Be that as it may, the dismissal of the Company Petition cannot be faulted, but then we have to balance the equities, and while doing so, we feel it apt that the Impugned Order of dismissing the company petition on the ground that there was a pending civil suit being Civil Suit No. R.C.S. 123/2020 which was not withdrawn at the relevant time despite of the undertaking given in Para 42 and 43 of the application dated 28.07.2021 needs to be set aside as it is very much apparent from the records that the Appellant did show his bonafide by filing an application for withdrawal of the suit, which was later on considered and the suit stood withdrawn on 13.08.2022. In that eventuality, in order to carve out an exception, to enable the Appellant to resort to the appropriate legal remedies available to him under law, the Impugned Order would stand quashed and as a consequence of the order of dismissal of Civil Suit No.
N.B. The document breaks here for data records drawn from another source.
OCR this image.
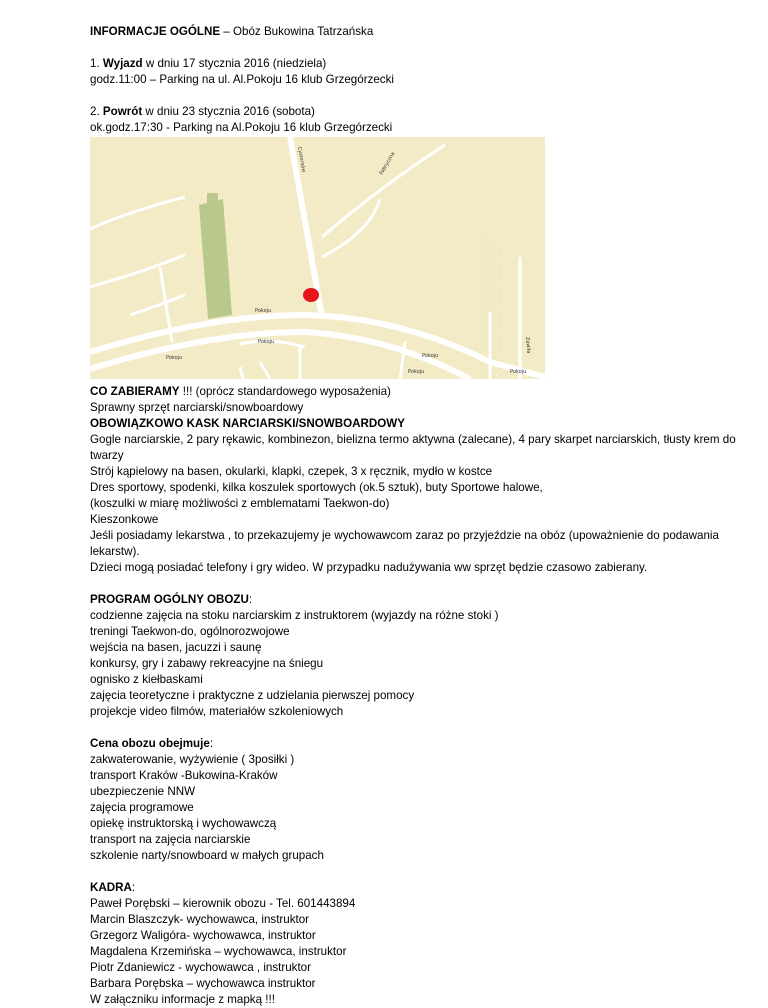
INFORMACJE OGÓLNE – Obóz Bukowina Tatrzańska
1. Wyjazd w dniu 17 stycznia 2016 (niedziela)
godz.11:00 – Parking na ul. Al.Pokoju 16 klub Grzegórzecki
2. Powrót w dniu 23 stycznia 2016 (sobota)
ok.godz.17:30 - Parking na Al.Pokoju 16 klub Grzegórzecki
Cystersów	Fabryczna
Pokoju
Pokoju
Pokoju	Pokoju
Pokoju
Zawiła
Pokoju
CO ZABIERAMY !!! (oprócz standardowego wyposażenia)
Sprawny sprzęt narciarski/snowboardowy
OBOWIĄZKOWO KASK NARCIARSKI/SNOWBOARDOWY
Gogle narciarskie, 2 pary rękawic, kombinezon, bielizna termo aktywna (zalecane), 4 pary skarpet narciarskich, tłusty krem do twarzy
Strój kąpielowy na basen, okularki, klapki, czepek, 3 x ręcznik, mydło w kostce
Dres sportowy, spodenki, kilka koszulek sportowych (ok.5 sztuk), buty Sportowe halowe,
(koszulki w miarę możliwości z emblematami Taekwon-do)
Kieszonkowe
Jeśli posiadamy lekarstwa , to przekazujemy je wychowawcom zaraz po przyjeździe na obóz (upoważnienie do podawania lekarstw).
Dzieci mogą posiadać telefony i gry wideo. W przypadku nadużywania ww sprzęt będzie czasowo zabierany.
PROGRAM OGÓLNY OBOZU:
codzienne zajęcia na stoku narciarskim z instruktorem (wyjazdy na różne stoki )
treningi Taekwon-do, ogólnorozwojowe
wejścia na basen, jacuzzi i saunę
konkursy, gry i zabawy rekreacyjne na śniegu
ognisko z kiełbaskami
zajęcia teoretyczne i praktyczne z udzielania pierwszej pomocy
projekcje video filmów, materiałów szkoleniowych
Cena obozu obejmuje:
zakwaterowanie, wyżywienie ( 3posiłki )
transport Kraków -Bukowina-Kraków
ubezpieczenie NNW
zajęcia programowe
opiekę instruktorską i wychowawczą
transport na zajęcia narciarskie
szkolenie narty/snowboard w małych grupach
KADRA:
Paweł Porębski – kierownik obozu - Tel. 601443894
Marcin Blaszczyk- wychowawca, instruktor
Grzegorz Waligóra- wychowawca, instruktor
Magdalena Krzemińska – wychowawca, instruktor
Piotr Zdaniewicz - wychowawca , instruktor
Barbara Porębska – wychowawca instruktor
W załączniku informacje z mapką !!!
R.C.S. 123/2020 by the Hon’ble Civil Court, Senior Judge, Pune, the proceedings of the Company Petition No.106(CHE)/2021 as preferred before the Special Bench of Ld. NCLT Chennai, would revive back to be decided on merits.
But considering the fact that, the three Respondents have been forced, for unnecessarily, to engage themselves in litigation due to the procedural discrepancy on the part of the Appellant, they could be compensated by the Appellant with the cost of Rs.5000/- each (Ten Thousand Only) which is to be remitted by the Appellant to the Respondent within a period of two weeks from the date of receipt of the certified copy of this Judgment, and it is only upon, placing the proof of remittance of the cost, the proceedings of the Company Petition No. 106(CHE)/2021, would revive back and the same would be decided exclusively on merits in accordance with law.
Subject to the aforesaid the ‘Company Petition’ stands ‘allowed’ and the ‘Impugned Order’ under challenge would stand ‘quashed’.